Between Two Worlds: Photography's Radical Shift from Analog Memories to Digital Noise

As a baby boomer, I witnessed the shift from a visual culture that was predominantly made up of black-and-white images to one dominated by color. Today’s millennials are witnessing an even more radical change as image production and distribution shifts from analog to digital. Though made in 2014, Sara Cwynar’s mysterious Girl from Contact Sheet 2 (Darkroom Manuals), manages somehow to encompass all of these generational changes, evoking a world that is simultaneously nostalgic, contemporary, and even a bit futuristic.

If you break the picture down you see that it’s a black-and-white image of what would appear to be a young girl, perhaps a class photo or maybe a picture from a photo booth. It’s definitely something composed and institutional, not spontaneous. There appear to be curtains behind her though they could be part of the obscuring noise, it’s not clear. She’s looking at us, but she’s not looking at us—because, again, the noise.

The noise is color so we know it came after the fact, after the photo of the girl was taken.

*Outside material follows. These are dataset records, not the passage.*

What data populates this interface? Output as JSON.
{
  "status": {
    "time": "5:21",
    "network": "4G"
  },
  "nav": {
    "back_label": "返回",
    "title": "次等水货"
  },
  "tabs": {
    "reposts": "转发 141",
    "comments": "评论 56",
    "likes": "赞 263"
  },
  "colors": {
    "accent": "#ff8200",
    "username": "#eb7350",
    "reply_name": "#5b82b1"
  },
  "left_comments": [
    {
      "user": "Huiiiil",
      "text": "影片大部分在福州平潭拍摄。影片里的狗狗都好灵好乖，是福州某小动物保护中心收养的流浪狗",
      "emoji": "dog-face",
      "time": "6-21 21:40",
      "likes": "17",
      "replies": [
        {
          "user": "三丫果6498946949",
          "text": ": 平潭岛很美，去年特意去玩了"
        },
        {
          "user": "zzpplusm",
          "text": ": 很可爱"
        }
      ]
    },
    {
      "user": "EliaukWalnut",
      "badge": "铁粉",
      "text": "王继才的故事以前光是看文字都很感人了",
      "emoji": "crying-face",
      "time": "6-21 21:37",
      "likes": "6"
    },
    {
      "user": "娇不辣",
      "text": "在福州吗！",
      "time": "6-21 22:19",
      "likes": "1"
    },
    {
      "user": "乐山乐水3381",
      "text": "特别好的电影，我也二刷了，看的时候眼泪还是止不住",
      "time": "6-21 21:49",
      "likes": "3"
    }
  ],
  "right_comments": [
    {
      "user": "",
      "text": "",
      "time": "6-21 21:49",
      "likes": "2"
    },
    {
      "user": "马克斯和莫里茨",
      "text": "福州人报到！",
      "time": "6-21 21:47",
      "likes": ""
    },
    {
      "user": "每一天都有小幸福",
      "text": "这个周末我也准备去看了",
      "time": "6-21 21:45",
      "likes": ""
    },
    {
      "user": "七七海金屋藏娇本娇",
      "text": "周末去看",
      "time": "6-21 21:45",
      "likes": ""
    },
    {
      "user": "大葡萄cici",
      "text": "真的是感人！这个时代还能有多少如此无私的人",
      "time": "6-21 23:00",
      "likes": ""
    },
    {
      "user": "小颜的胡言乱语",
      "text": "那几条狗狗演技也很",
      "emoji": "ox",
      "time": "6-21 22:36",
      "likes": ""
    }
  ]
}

What we don’t know is how it got there or who put it there. The noise looks digital, in sharp contrast to the analog surface it distorts. There’s the suggestion of a scanner malfunction, but here too things don’t really add up. The colors are an acid CMYK, not the RGB that a scanner would produce. The lines of the noise run vertical, but still I can’t help but think of TV scan lines. I’m reminded of my childhood, of trying to move the rabbit ears of our old color Magnavox, to get them just right so I could at least make out the figures in whatever show I was watching after school. (In fact, the more I look at this photo, the harder it is to shake the suspicion that this is a picture of Buffy from Family Affair.)

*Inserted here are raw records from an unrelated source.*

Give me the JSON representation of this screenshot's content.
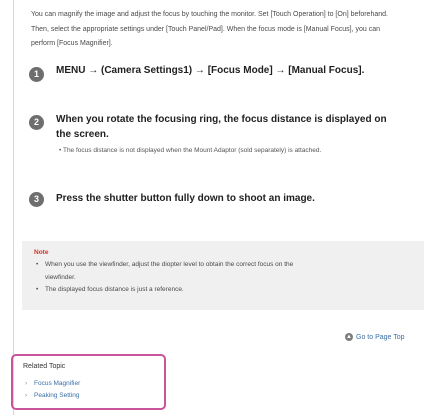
{
  "intro": "You can magnify the image and adjust the focus by touching the monitor. Set [Touch Operation] to [On] beforehand. Then, select the appropriate settings under [Touch Panel/Pad]. When the focus mode is [Manual Focus], you can perform [Focus Magnifier].",
  "steps": [
    {
      "num": "1",
      "text": "MENU → (Camera Settings1) → [Focus Mode] → [Manual Focus]."
    },
    {
      "num": "2",
      "text": "When you rotate the focusing ring, the focus distance is displayed on the screen.",
      "note": "The focus distance is not displayed when the Mount Adaptor (sold separately) is attached."
    },
    {
      "num": "3",
      "text": "Press the shutter button fully down to shoot an image."
    }
  ],
  "note_box": {
    "title": "Note",
    "items": [
      "When you use the viewfinder, adjust the diopter level to obtain the correct focus on the",
      "viewfinder.",
      "The displayed focus distance is just a reference."
    ]
  },
  "go_to_top": "Go to Page Top",
  "related": {
    "title": "Related Topic",
    "links": [
      "Focus Magnifier",
      "Peaking Setting"
    ]
  },
  "colors": {
    "accent_border": "#c8549a",
    "note_title": "#d0342c",
    "link": "#3a6ea5"
  },
  "icons": {
    "step_marker": "numbered-circle-icon",
    "top_link": "up-arrow-icon"
  }
}
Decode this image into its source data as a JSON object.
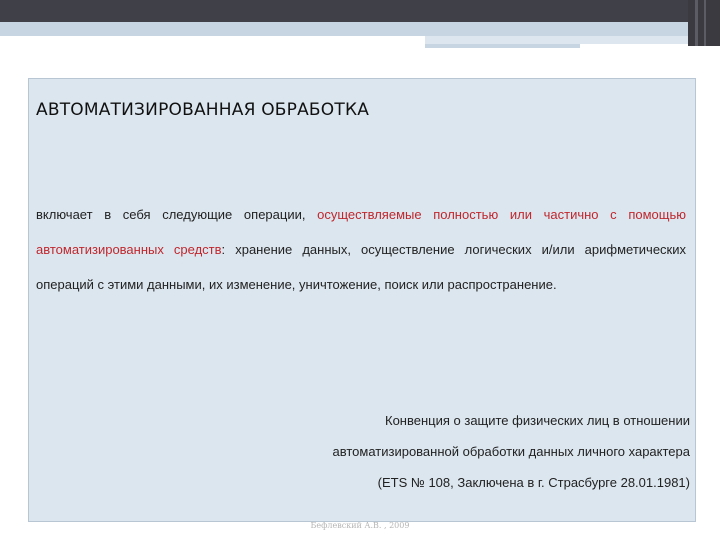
{
  "slide": {
    "title": "АВТОМАТИЗИРОВАННАЯ ОБРАБОТКА",
    "paragraph": {
      "lead": "включает в себя следующие операции, ",
      "highlight": "осуществляемые полностью или частично с помощью автоматизированных средств",
      "rest": ": хранение данных, осуществление логических и/или арифметических операций с этими данными, их изменение, уничтожение, поиск или распространение."
    },
    "source": {
      "line1": "Конвенция о защите физических лиц в отношении",
      "line2": "автоматизированной обработки данных личного характера",
      "line3": "(ETS № 108, Заключена в г. Страсбурге 28.01.1981)"
    },
    "footer": "Бефлевский А.В. , 2009"
  },
  "colors": {
    "highlight": "#c0272d",
    "content_bg": "#dce6ef",
    "top_bar": "#404048"
  }
}
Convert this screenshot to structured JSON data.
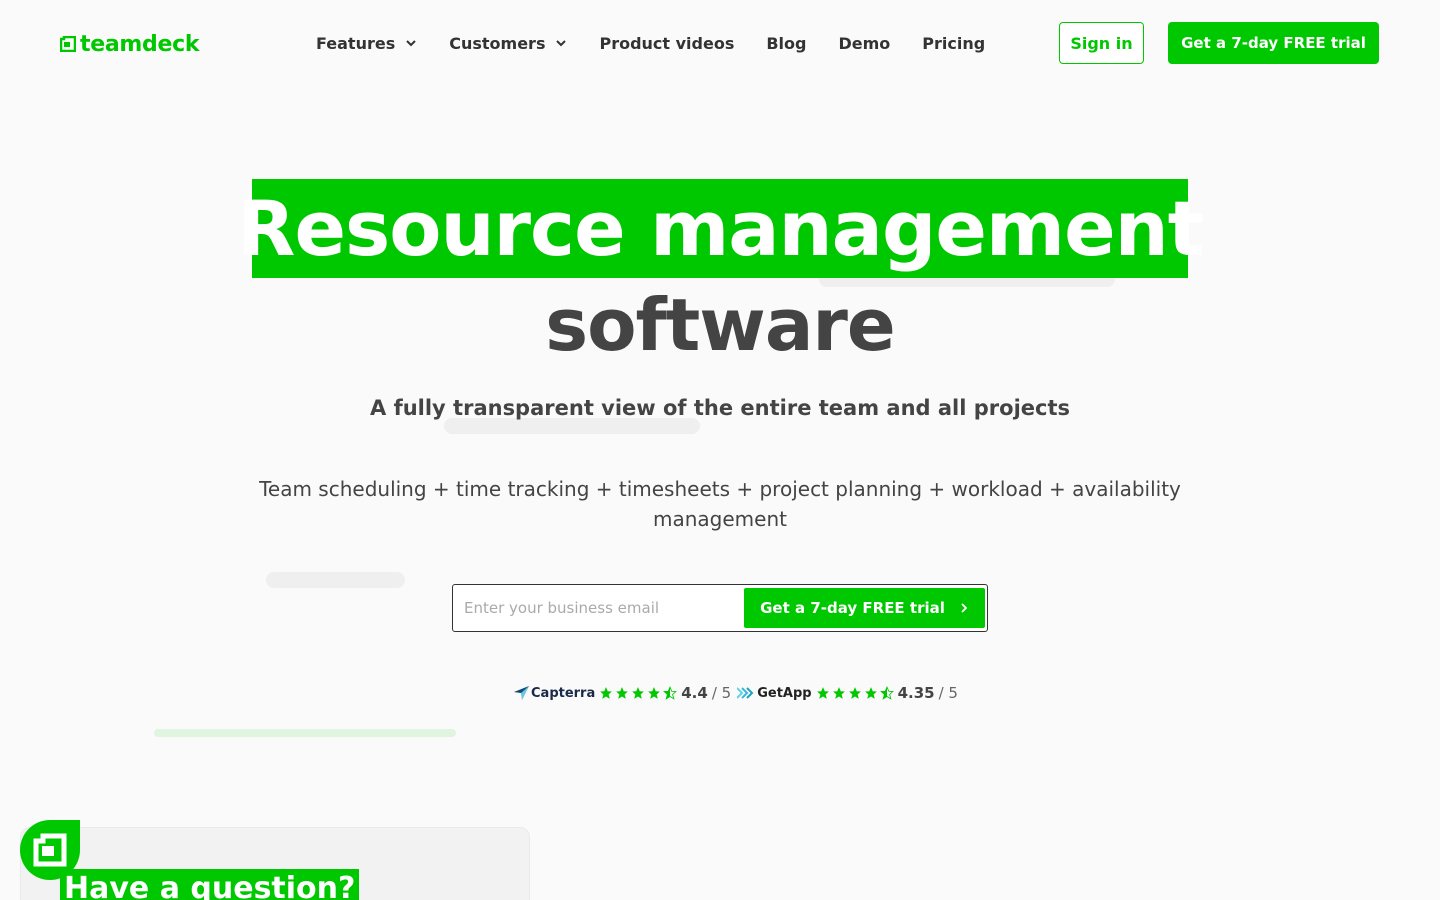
{
  "header": {
    "logo_text": "teamdeck",
    "nav": [
      {
        "label": "Features",
        "has_dropdown": true
      },
      {
        "label": "Customers",
        "has_dropdown": true
      },
      {
        "label": "Product videos",
        "has_dropdown": false
      },
      {
        "label": "Blog",
        "has_dropdown": false
      },
      {
        "label": "Demo",
        "has_dropdown": false
      },
      {
        "label": "Pricing",
        "has_dropdown": false
      }
    ],
    "signin_label": "Sign in",
    "trial_label": "Get a 7-day FREE trial"
  },
  "hero": {
    "title_highlight": "Resource management",
    "title_rest": "software",
    "subtitle": "A fully transparent view of the entire team and all projects",
    "description": "Team scheduling + time tracking + timesheets + project planning + workload + availability management"
  },
  "signup": {
    "email_placeholder": "Enter your business email",
    "button_label": "Get a 7-day FREE trial"
  },
  "ratings": [
    {
      "brand": "Capterra",
      "icon": "capterra-icon",
      "score": "4.4",
      "out_of": "/ 5",
      "stars": 4.5
    },
    {
      "brand": "GetApp",
      "icon": "getapp-icon",
      "score": "4.35",
      "out_of": "/ 5",
      "stars": 4.5
    }
  ],
  "chat_widget": {
    "title": "Have a question?"
  },
  "colors": {
    "brand_green": "#00c800",
    "text_dark": "#444444",
    "background": "#fafafa"
  }
}
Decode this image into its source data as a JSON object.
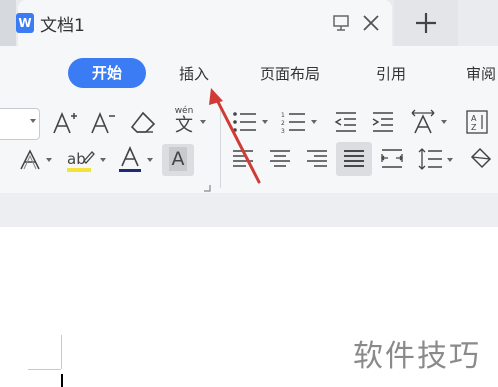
{
  "window": {
    "tab_title": "文档1",
    "app_icon_letter": "W"
  },
  "ribbon": {
    "tabs": [
      "开始",
      "插入",
      "页面布局",
      "引用",
      "审阅"
    ],
    "active_tab": "开始",
    "accent_color": "#3b7cf5"
  },
  "toolbar": {
    "pinyin_label": "wén",
    "pinyin_char": "文",
    "shading_letter": "A"
  },
  "icons": [
    "word-doc-icon",
    "monitor-icon",
    "close-icon",
    "plus-icon",
    "increase-font-icon",
    "decrease-font-icon",
    "eraser-icon",
    "pinyin-guide-icon",
    "bullet-list-icon",
    "numbered-list-icon",
    "decrease-indent-icon",
    "increase-indent-icon",
    "text-direction-icon",
    "sort-icon",
    "text-effect-icon",
    "highlight-icon",
    "font-color-icon",
    "char-shading-icon",
    "align-left-icon",
    "align-center-icon",
    "align-right-icon",
    "justify-icon",
    "distributed-icon",
    "line-spacing-icon",
    "paint-bucket-icon",
    "dialog-launcher-icon"
  ],
  "watermark": "软件技巧",
  "annotation_color": "#d13b36"
}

As to the question of how the noise got there, I suspect an intentional act on the part of the artist. Whatever those jagged lines are they clearly don’t belong there, and yet they’re beautiful—lending a kind of liquid and painterly elegance to the picture. The effect suggests a creative intervention—a distanced, hands-off digital brush stroke—as if the artist isn’t comfortable with the nostalgia inherent to the original image and feels a compulsion to disrupt the analog seduction and push us forward into the present.

And of course it’s with this tension between the analog and the digital that this image most forcefully speaks to us. It’s a poster for our current condition, for a life lived with one foot in a landscape of film and analog memories and the other stepping forward into a world of digital noise and special effects. Like the rips and tears inflicted on a paper print over time, this picture reminds us that the scars of digital degeneration and mutation also occur as image files travel around the Internet, or are passed from one device to another.

As we add up the clues to this picture, perhaps the most telling detail is its parenthetical title, (Darkroom Manuals). This addendum, tagged to an image that has clearly left the darkroom, reminds us that the old ways of doing things no longer apply, that dodging and burning have been replaced by clicking and dragging—and that things will never be the same.